Loops and Iterations
The repeated execution of a similar sequence of instruction over a set of data is one of the most common yet also most powerful elements of digital computers. It is the moment when the effort of programming pays off, exceeding the cost of creating the program by using it more than once.
ANKHOR supports various types of repeated execution and I will cover five of them in this article: implicit, loop, recursive, while and shard. The article uses a little fractal generator as a sample to provide some eye candy.
The Fractal Algorithm
I will use the well- known Mandelbrot set as a fractal image. The algorithm is based on the repeated execution of a simple formula Mn+1=Mn2+R where M and R are numbers taken from the complex plane. The sequence of Ms can take one of three routes; it can explode into infinity, get into a repeating sequence or dwindle down to zero.

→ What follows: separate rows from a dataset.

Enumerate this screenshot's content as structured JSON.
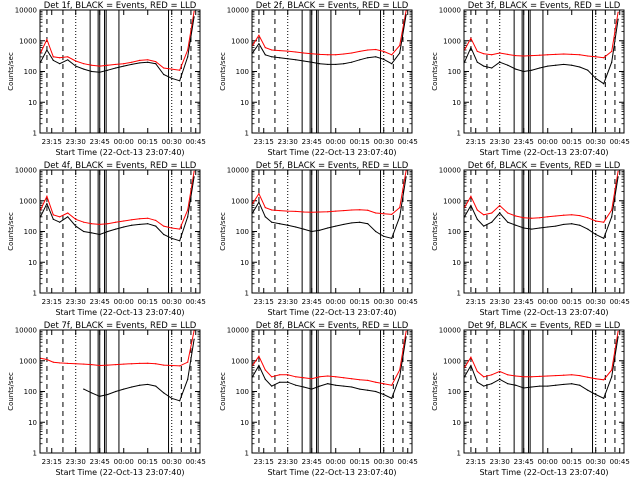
{
  "colors": {
    "black_series": "#000000",
    "red_series": "#ff0000",
    "frame": "#000000",
    "background": "#ffffff"
  },
  "axis_common": {
    "ylabel": "Counts/sec",
    "xlabel": "Start Time (22-Oct-13 23:07:40)",
    "xticks": [
      "23:15",
      "23:30",
      "23:45",
      "00:00",
      "00:15",
      "00:30",
      "00:45"
    ],
    "yticks": [
      "1",
      "10",
      "100",
      "1000",
      "10000"
    ],
    "xlim": [
      "23:07:40",
      "00:47:40"
    ],
    "ylim": [
      1,
      10000
    ],
    "ylog": true
  },
  "chart_data": [
    {
      "type": "line",
      "title": "Det 1f, BLACK = Events, RED = LLD",
      "x": [
        "23:08",
        "23:12",
        "23:16",
        "23:20",
        "23:25",
        "23:30",
        "23:35",
        "23:40",
        "23:45",
        "23:50",
        "23:55",
        "00:00",
        "00:05",
        "00:10",
        "00:15",
        "00:20",
        "00:25",
        "00:30",
        "00:35",
        "00:40",
        "00:44"
      ],
      "series": [
        {
          "name": "Events",
          "color": "black",
          "values": [
            200,
            500,
            230,
            180,
            240,
            150,
            120,
            100,
            95,
            110,
            130,
            150,
            170,
            190,
            200,
            180,
            80,
            60,
            50,
            300,
            6000
          ]
        },
        {
          "name": "LLD",
          "color": "red",
          "values": [
            400,
            1100,
            300,
            280,
            300,
            220,
            180,
            160,
            150,
            160,
            170,
            180,
            200,
            230,
            240,
            210,
            130,
            120,
            110,
            500,
            9000
          ]
        }
      ],
      "vlines_dashed": [
        "23:12",
        "23:22",
        "00:36",
        "00:42"
      ],
      "vlines_dotted": [
        "23:30",
        "00:30"
      ],
      "vlines_solid": [
        "23:39",
        "23:44",
        "23:45",
        "23:48",
        "23:49",
        "23:57",
        "00:28"
      ]
    },
    {
      "type": "line",
      "title": "Det 2f, BLACK = Events, RED = LLD",
      "x": [
        "23:08",
        "23:12",
        "23:16",
        "23:20",
        "23:25",
        "23:30",
        "23:35",
        "23:40",
        "23:45",
        "23:50",
        "23:55",
        "00:00",
        "00:05",
        "00:10",
        "00:15",
        "00:20",
        "00:25",
        "00:30",
        "00:35",
        "00:40",
        "00:44"
      ],
      "series": [
        {
          "name": "Events",
          "color": "black",
          "values": [
            400,
            800,
            350,
            300,
            280,
            260,
            240,
            220,
            200,
            180,
            170,
            170,
            180,
            200,
            240,
            280,
            300,
            250,
            180,
            400,
            7000
          ]
        },
        {
          "name": "LLD",
          "color": "red",
          "values": [
            700,
            1500,
            600,
            500,
            480,
            460,
            430,
            400,
            380,
            360,
            350,
            350,
            370,
            400,
            450,
            500,
            520,
            450,
            350,
            700,
            9500
          ]
        }
      ],
      "vlines_dashed": [
        "23:12",
        "23:22",
        "00:36",
        "00:42"
      ],
      "vlines_dotted": [
        "23:30",
        "00:30"
      ],
      "vlines_solid": [
        "23:39",
        "23:44",
        "23:45",
        "23:48",
        "23:49",
        "23:57",
        "00:28"
      ]
    },
    {
      "type": "line",
      "title": "Det 3f, BLACK = Events, RED = LLD",
      "x": [
        "23:08",
        "23:12",
        "23:16",
        "23:20",
        "23:25",
        "23:30",
        "23:35",
        "23:40",
        "23:45",
        "23:50",
        "23:55",
        "00:00",
        "00:05",
        "00:10",
        "00:15",
        "00:20",
        "00:25",
        "00:30",
        "00:35",
        "00:40",
        "00:44"
      ],
      "series": [
        {
          "name": "Events",
          "color": "black",
          "values": [
            200,
            600,
            200,
            150,
            130,
            200,
            160,
            120,
            100,
            110,
            130,
            150,
            160,
            170,
            160,
            140,
            110,
            60,
            40,
            200,
            5000
          ]
        },
        {
          "name": "LLD",
          "color": "red",
          "values": [
            500,
            1200,
            450,
            380,
            350,
            400,
            360,
            330,
            320,
            330,
            340,
            350,
            360,
            370,
            360,
            350,
            320,
            300,
            280,
            450,
            8500
          ]
        }
      ],
      "vlines_dashed": [
        "23:12",
        "23:22",
        "00:36",
        "00:42"
      ],
      "vlines_dotted": [
        "23:30",
        "00:30"
      ],
      "vlines_solid": [
        "23:39",
        "23:44",
        "23:45",
        "23:48",
        "23:49",
        "23:57",
        "00:28"
      ]
    },
    {
      "type": "line",
      "title": "Det 4f, BLACK = Events, RED = LLD",
      "x": [
        "23:08",
        "23:12",
        "23:16",
        "23:20",
        "23:25",
        "23:30",
        "23:35",
        "23:40",
        "23:45",
        "23:50",
        "23:55",
        "00:00",
        "00:05",
        "00:10",
        "00:15",
        "00:20",
        "00:25",
        "00:30",
        "00:35",
        "00:40",
        "00:44"
      ],
      "series": [
        {
          "name": "Events",
          "color": "black",
          "values": [
            300,
            800,
            250,
            200,
            300,
            150,
            100,
            90,
            80,
            100,
            120,
            140,
            160,
            170,
            180,
            150,
            80,
            60,
            50,
            300,
            6000
          ]
        },
        {
          "name": "LLD",
          "color": "red",
          "values": [
            500,
            1400,
            350,
            300,
            400,
            250,
            200,
            180,
            170,
            180,
            200,
            220,
            240,
            260,
            270,
            230,
            150,
            130,
            120,
            500,
            9000
          ]
        }
      ],
      "vlines_dashed": [
        "23:12",
        "23:22",
        "00:36",
        "00:42"
      ],
      "vlines_dotted": [
        "23:30",
        "00:30"
      ],
      "vlines_solid": [
        "23:39",
        "23:44",
        "23:45",
        "23:48",
        "23:49",
        "23:57",
        "00:28"
      ]
    },
    {
      "type": "line",
      "title": "Det 5f, BLACK = Events, RED = LLD",
      "x": [
        "23:08",
        "23:12",
        "23:16",
        "23:20",
        "23:25",
        "23:30",
        "23:35",
        "23:40",
        "23:45",
        "23:50",
        "23:55",
        "00:00",
        "00:05",
        "00:10",
        "00:15",
        "00:20",
        "00:25",
        "00:30",
        "00:35",
        "00:40",
        "00:44"
      ],
      "series": [
        {
          "name": "Events",
          "color": "black",
          "values": [
            400,
            900,
            300,
            200,
            180,
            160,
            140,
            120,
            100,
            110,
            130,
            150,
            170,
            190,
            200,
            180,
            100,
            70,
            60,
            300,
            6000
          ]
        },
        {
          "name": "LLD",
          "color": "red",
          "values": [
            800,
            1700,
            600,
            500,
            480,
            460,
            450,
            430,
            420,
            430,
            440,
            460,
            480,
            500,
            510,
            490,
            400,
            380,
            360,
            600,
            9500
          ]
        }
      ],
      "vlines_dashed": [
        "23:12",
        "23:22",
        "00:36",
        "00:42"
      ],
      "vlines_dotted": [
        "23:30",
        "00:30"
      ],
      "vlines_solid": [
        "23:39",
        "23:44",
        "23:45",
        "23:48",
        "23:49",
        "23:57",
        "00:28"
      ]
    },
    {
      "type": "line",
      "title": "Det 6f, BLACK = Events, RED = LLD",
      "x": [
        "23:08",
        "23:12",
        "23:16",
        "23:20",
        "23:25",
        "23:30",
        "23:35",
        "23:40",
        "23:45",
        "23:50",
        "23:55",
        "00:00",
        "00:05",
        "00:10",
        "00:15",
        "00:20",
        "00:25",
        "00:30",
        "00:35",
        "00:40",
        "00:44"
      ],
      "series": [
        {
          "name": "Events",
          "color": "black",
          "values": [
            300,
            700,
            250,
            150,
            200,
            400,
            200,
            160,
            130,
            120,
            130,
            140,
            150,
            170,
            180,
            160,
            120,
            80,
            60,
            300,
            6000
          ]
        },
        {
          "name": "LLD",
          "color": "red",
          "values": [
            600,
            1400,
            500,
            350,
            400,
            700,
            400,
            320,
            280,
            270,
            280,
            300,
            320,
            340,
            350,
            330,
            280,
            220,
            200,
            500,
            9000
          ]
        }
      ],
      "vlines_dashed": [
        "23:12",
        "23:22",
        "00:36",
        "00:42"
      ],
      "vlines_dotted": [
        "23:30",
        "00:30"
      ],
      "vlines_solid": [
        "23:39",
        "23:44",
        "23:45",
        "23:48",
        "23:49",
        "23:57",
        "00:28"
      ]
    },
    {
      "type": "line",
      "title": "Det 7f, BLACK = Events, RED = LLD",
      "x": [
        "23:08",
        "23:12",
        "23:16",
        "23:20",
        "23:25",
        "23:30",
        "23:35",
        "23:40",
        "23:45",
        "23:50",
        "23:55",
        "00:00",
        "00:05",
        "00:10",
        "00:15",
        "00:20",
        "00:25",
        "00:30",
        "00:35",
        "00:40",
        "00:44"
      ],
      "series": [
        {
          "name": "Events",
          "color": "black",
          "values": [
            null,
            null,
            null,
            null,
            null,
            null,
            120,
            90,
            70,
            80,
            100,
            120,
            140,
            160,
            170,
            150,
            90,
            60,
            50,
            250,
            5000
          ]
        },
        {
          "name": "LLD",
          "color": "red",
          "values": [
            1200,
            1100,
            900,
            850,
            820,
            800,
            780,
            750,
            700,
            720,
            750,
            780,
            800,
            820,
            830,
            800,
            720,
            700,
            680,
            900,
            9500
          ]
        }
      ],
      "vlines_dashed": [
        "23:12",
        "23:22",
        "00:36",
        "00:42"
      ],
      "vlines_dotted": [
        "23:30",
        "00:30"
      ],
      "vlines_solid": [
        "23:39",
        "23:44",
        "23:45",
        "23:48",
        "23:49",
        "23:57",
        "00:28"
      ]
    },
    {
      "type": "line",
      "title": "Det 8f, BLACK = Events, RED = LLD",
      "x": [
        "23:08",
        "23:12",
        "23:16",
        "23:20",
        "23:25",
        "23:30",
        "23:35",
        "23:40",
        "23:45",
        "23:50",
        "23:55",
        "00:00",
        "00:05",
        "00:10",
        "00:15",
        "00:20",
        "00:25",
        "00:30",
        "00:35",
        "00:40",
        "00:44"
      ],
      "series": [
        {
          "name": "Events",
          "color": "black",
          "values": [
            300,
            700,
            250,
            150,
            200,
            200,
            160,
            140,
            120,
            150,
            180,
            160,
            150,
            140,
            120,
            110,
            100,
            80,
            60,
            300,
            6000
          ]
        },
        {
          "name": "LLD",
          "color": "red",
          "values": [
            700,
            1400,
            500,
            300,
            350,
            350,
            300,
            280,
            260,
            300,
            320,
            300,
            280,
            260,
            240,
            230,
            200,
            180,
            160,
            500,
            9000
          ]
        }
      ],
      "vlines_dashed": [
        "23:12",
        "23:22",
        "00:36",
        "00:42"
      ],
      "vlines_dotted": [
        "23:30",
        "00:30"
      ],
      "vlines_solid": [
        "23:39",
        "23:44",
        "23:45",
        "23:48",
        "23:49",
        "23:57",
        "00:28"
      ]
    },
    {
      "type": "line",
      "title": "Det 9f, BLACK = Events, RED = LLD",
      "x": [
        "23:08",
        "23:12",
        "23:16",
        "23:20",
        "23:25",
        "23:30",
        "23:35",
        "23:40",
        "23:45",
        "23:50",
        "23:55",
        "00:00",
        "00:05",
        "00:10",
        "00:15",
        "00:20",
        "00:25",
        "00:30",
        "00:35",
        "00:40",
        "00:44"
      ],
      "series": [
        {
          "name": "Events",
          "color": "black",
          "values": [
            300,
            700,
            200,
            150,
            180,
            250,
            180,
            160,
            130,
            140,
            150,
            150,
            160,
            170,
            180,
            160,
            110,
            80,
            60,
            300,
            6000
          ]
        },
        {
          "name": "LLD",
          "color": "red",
          "values": [
            600,
            1300,
            450,
            300,
            350,
            450,
            350,
            320,
            300,
            300,
            310,
            320,
            330,
            340,
            350,
            330,
            290,
            260,
            240,
            500,
            9000
          ]
        }
      ],
      "vlines_dashed": [
        "23:12",
        "23:22",
        "00:36",
        "00:42"
      ],
      "vlines_dotted": [
        "23:30",
        "00:30"
      ],
      "vlines_solid": [
        "23:39",
        "23:44",
        "23:45",
        "23:48",
        "23:49",
        "23:57",
        "00:28"
      ]
    }
  ]
}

The traditional way of presenting this set, is to repeatedly evaluate it for a sub section of the complex plane until either an iteration limit is exceeded or the absolute value of M has exceeded a boundary value and is known to explode towards infinity. Values of R that lead to an exploding M are coloured using a palette based on the first iteration that the corresponding value of M has exceeded the boundary. Values that are still unknown after the number of allowed iterations has been executed or have reached zero are coloured black.
The corresponding sheet looks like this:
The first operator generates a sub section of the 2D complex planet, the second operator performs the iterations and the third renders the final set as a 3D image. We will cover the workings of the second operator in this article.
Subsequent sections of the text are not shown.